I look forward to hearing more about the outstanding space exploration work into the future from the Canberra Deep Space Communication Complex. You can find out more at

Education—Canberra College Cares program

MRS DUNNE (Ginninderra) (4.48): I would like to compliment Ms Porter for her question yesterday in relation to CCCares and compliment the government and the department for the great advances that have been made in CCCares over the years. It was a great pleasure to attend the opening of CCCares a couple of weeks ago and to see the great advances that have been made since 2004 when I first visited CCCares at Stirling in a very cold and bleak set-up.

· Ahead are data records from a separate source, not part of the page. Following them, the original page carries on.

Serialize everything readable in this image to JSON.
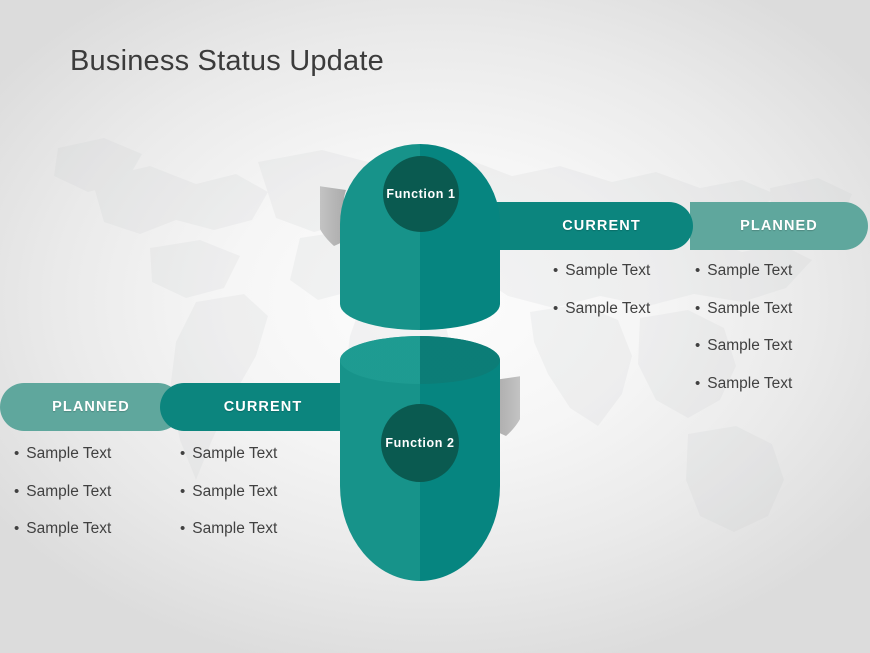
{
  "slide": {
    "title": "Business Status Update",
    "background_color": "#efefef",
    "accent_dark": "#0c857e",
    "accent_light": "#5fa79d",
    "accent_deep": "#0a5a50",
    "ribbon_color": "#b5b5b5",
    "text_color": "#414141"
  },
  "watermark": {
    "name": "world-map"
  },
  "groups": [
    {
      "id": "function-1",
      "label": "Function  1",
      "position": "top",
      "columns": [
        {
          "id": "current",
          "header": "CURRENT",
          "style": "dark",
          "items": [
            "Sample Text",
            "Sample Text"
          ]
        },
        {
          "id": "planned",
          "header": "PLANNED",
          "style": "light",
          "items": [
            "Sample Text",
            "Sample Text",
            "Sample Text",
            "Sample Text"
          ]
        }
      ]
    },
    {
      "id": "function-2",
      "label": "Function  2",
      "position": "bottom",
      "columns": [
        {
          "id": "planned",
          "header": "PLANNED",
          "style": "light",
          "items": [
            "Sample Text",
            "Sample Text",
            "Sample Text"
          ]
        },
        {
          "id": "current",
          "header": "CURRENT",
          "style": "dark",
          "items": [
            "Sample Text",
            "Sample Text",
            "Sample Text"
          ]
        }
      ]
    }
  ]
}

Over time, through grants—the Commonwealth Bank grant that was talked about today and the social inclusion grants—it was possible to build up the facility to demonstrate quite clearly the need that was there for an organisation like CCCares and also how well CCCares has worked for young people who juggle school and parenting, and for their children. It is a great testament to the leadership of Canberra College, to John Stenhouse and his staff, who had the foresight many years ago to institute CCCares, and to the myriad community organisations who participate in the program.